To put it bluntly, I’m in need of small but achievable joy. Hence a craving for sticky toffee pudding. Perhaps for the first time ever. As I say, I've never made it before.
Why sticky toffee pudding?
At some level, I suppose, the correct answer is, why not?
I have no history with sticky toffee pudding. It holds a place in my mind that represents a few things, none of them necessarily good. Prior to this craving, if you said the words sticky toffee pudding to me, my mind goes straight to bad pub food or microwave meals from M&S service stations, or to Charlie Binghams or those awful Gü puddings that reward you with a little glass ramekin for your sins. For clarity, these references are not things I find particularly joyful.
Sticky toffee pudding is a cloying thing. Often it's the crescendo of an overpriced meal in a pub or restaurant you wish you’d never entered, you might have thrown caution to the wind, think ‘ah sod it, I’ll have a sticky toffee pudding, see if we can’t rescue this’ and as always, it doesn't rescue it all.
And yet, I’m craving sticky toffee pudding.
My little personal obsession, as plays out each week in this newsletter, is considering, researching thinking about, writing about and cooking British food. I spend my time looking backwards, finding and cooking things from my recent past, nostalgia, from contemporary culture. Sticky toffee pudding doesn’t really fit into that mould. The dish itself was invented only in the 70s. It's not part of a long tradition. The original idea came to these shores from a Canadian via a pub in Cumbria, or Yorkshire, or Aberdeen, depending on who you listen to.
I'm minded of ‘London Feeds Itself’, where the focus is initially on place, be it pub, community centre, allotment, or temple, which is then a gateway to discussing London and its communities and its food.

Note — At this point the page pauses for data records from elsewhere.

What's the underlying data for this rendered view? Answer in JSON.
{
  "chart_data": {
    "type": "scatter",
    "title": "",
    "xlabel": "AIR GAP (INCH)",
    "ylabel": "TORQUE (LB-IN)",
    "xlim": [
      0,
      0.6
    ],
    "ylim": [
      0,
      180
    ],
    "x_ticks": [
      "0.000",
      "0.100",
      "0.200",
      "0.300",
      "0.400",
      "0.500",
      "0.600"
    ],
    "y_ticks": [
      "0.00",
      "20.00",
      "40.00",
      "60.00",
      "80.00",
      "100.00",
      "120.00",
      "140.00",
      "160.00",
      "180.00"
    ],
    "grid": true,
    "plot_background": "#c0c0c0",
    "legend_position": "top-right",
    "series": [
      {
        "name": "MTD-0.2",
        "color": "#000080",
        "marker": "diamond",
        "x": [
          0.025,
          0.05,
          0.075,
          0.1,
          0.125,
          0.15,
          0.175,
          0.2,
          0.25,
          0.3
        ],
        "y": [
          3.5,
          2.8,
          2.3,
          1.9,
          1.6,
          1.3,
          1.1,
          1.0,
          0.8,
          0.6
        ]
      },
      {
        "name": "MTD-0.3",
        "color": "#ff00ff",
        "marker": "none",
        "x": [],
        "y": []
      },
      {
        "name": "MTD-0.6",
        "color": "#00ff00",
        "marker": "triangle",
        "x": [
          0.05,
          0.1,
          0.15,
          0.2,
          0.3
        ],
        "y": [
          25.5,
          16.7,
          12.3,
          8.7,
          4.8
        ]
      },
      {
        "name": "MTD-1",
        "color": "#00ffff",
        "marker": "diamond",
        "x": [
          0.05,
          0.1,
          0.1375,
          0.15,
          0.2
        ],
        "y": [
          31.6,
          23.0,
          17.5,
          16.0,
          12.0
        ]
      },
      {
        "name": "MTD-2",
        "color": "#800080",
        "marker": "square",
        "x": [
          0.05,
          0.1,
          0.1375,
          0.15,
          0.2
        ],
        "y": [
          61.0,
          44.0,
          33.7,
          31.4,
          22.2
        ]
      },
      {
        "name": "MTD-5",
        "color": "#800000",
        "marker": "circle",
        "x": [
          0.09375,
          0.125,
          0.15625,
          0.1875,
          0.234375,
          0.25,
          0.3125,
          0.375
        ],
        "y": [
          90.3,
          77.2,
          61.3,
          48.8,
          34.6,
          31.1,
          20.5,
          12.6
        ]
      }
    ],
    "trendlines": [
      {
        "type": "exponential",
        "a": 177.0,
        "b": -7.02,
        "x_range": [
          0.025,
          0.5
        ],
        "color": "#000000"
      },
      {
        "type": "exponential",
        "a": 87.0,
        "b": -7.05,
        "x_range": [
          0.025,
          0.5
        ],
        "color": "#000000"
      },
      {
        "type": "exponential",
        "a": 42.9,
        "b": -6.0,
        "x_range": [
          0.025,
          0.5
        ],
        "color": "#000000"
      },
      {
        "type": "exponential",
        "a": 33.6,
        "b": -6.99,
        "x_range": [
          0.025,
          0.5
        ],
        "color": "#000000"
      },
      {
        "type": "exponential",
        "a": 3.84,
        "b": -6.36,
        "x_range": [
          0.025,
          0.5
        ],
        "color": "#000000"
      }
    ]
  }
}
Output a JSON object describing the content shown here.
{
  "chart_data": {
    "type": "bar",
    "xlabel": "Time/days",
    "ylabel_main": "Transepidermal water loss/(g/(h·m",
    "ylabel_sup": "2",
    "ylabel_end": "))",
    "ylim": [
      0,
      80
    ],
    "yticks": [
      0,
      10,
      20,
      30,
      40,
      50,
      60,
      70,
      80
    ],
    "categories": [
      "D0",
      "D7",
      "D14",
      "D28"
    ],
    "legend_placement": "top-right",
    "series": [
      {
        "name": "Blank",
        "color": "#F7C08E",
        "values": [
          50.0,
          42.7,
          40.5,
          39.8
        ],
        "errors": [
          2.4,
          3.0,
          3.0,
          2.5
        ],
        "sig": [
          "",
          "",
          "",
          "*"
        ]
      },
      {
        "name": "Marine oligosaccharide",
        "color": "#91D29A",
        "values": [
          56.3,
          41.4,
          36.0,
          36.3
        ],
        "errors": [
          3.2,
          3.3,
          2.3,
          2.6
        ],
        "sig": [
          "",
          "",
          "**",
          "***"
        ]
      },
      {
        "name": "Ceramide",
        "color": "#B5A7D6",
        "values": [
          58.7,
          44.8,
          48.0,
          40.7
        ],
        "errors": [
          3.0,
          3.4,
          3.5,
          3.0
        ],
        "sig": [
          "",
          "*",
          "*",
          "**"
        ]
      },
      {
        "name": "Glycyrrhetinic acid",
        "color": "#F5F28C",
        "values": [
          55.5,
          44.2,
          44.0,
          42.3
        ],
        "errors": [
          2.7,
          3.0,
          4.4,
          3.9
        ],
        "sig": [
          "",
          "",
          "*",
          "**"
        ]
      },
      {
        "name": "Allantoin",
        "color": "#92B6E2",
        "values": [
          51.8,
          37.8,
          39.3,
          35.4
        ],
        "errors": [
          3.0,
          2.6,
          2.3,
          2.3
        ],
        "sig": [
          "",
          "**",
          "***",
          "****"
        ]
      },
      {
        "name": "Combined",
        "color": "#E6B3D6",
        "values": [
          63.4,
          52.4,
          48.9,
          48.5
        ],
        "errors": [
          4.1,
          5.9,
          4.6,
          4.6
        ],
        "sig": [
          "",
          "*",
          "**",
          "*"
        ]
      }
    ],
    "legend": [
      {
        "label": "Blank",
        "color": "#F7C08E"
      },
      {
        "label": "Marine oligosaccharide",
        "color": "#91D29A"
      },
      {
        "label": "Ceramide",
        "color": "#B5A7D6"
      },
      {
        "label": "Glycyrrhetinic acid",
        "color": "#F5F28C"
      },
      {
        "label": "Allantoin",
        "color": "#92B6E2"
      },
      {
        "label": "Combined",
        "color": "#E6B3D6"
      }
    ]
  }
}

Sticky toffee pudding defies being approached in this way. There's no urban versus rural narrative, no underground and gritty versus bourgeois and bucolic, no historical relevance in which say the miners sustain themselves on it or high society popularizes it before it filters down and becomes an everyday thing, it wasn't introduced by a king or a queen or insinuated into our culture as part of our shameful trading and marauding across the globe. It barely stands up to scrutiny, and barely announces itself as having come from the pub, restaurant, tea room or home kitchen. It is just a saccharine pudding that became a symbol of a certain type of pub menu or a certain type of reheatable dessert.
And yet, it is the thing I've been craving.
What we cook each day is a result of myriad forces, myriad decisions. I suppose we're always dealing with our own base cravings, but they’re at the mercy of a broader context. What is in the fridge? What shops do I pass on my journey home? How much money is in the bank account? What’s been in the news today? Did Ukraine repeal an offensive? Did some undeserving soul get killed again? Did I pig out at lunch? Where is Stanley Tucci now? Did Utd get drubbed? What was that podcast on factory farming? Did you read the interview with the regenerative winemaker? Did the meeting go well? Was I too aggressive in that email? Was it warmer than expected today? Is it due to rain this weekend? Am I fed up with eating pasta? Did you see that meme about pumpkins?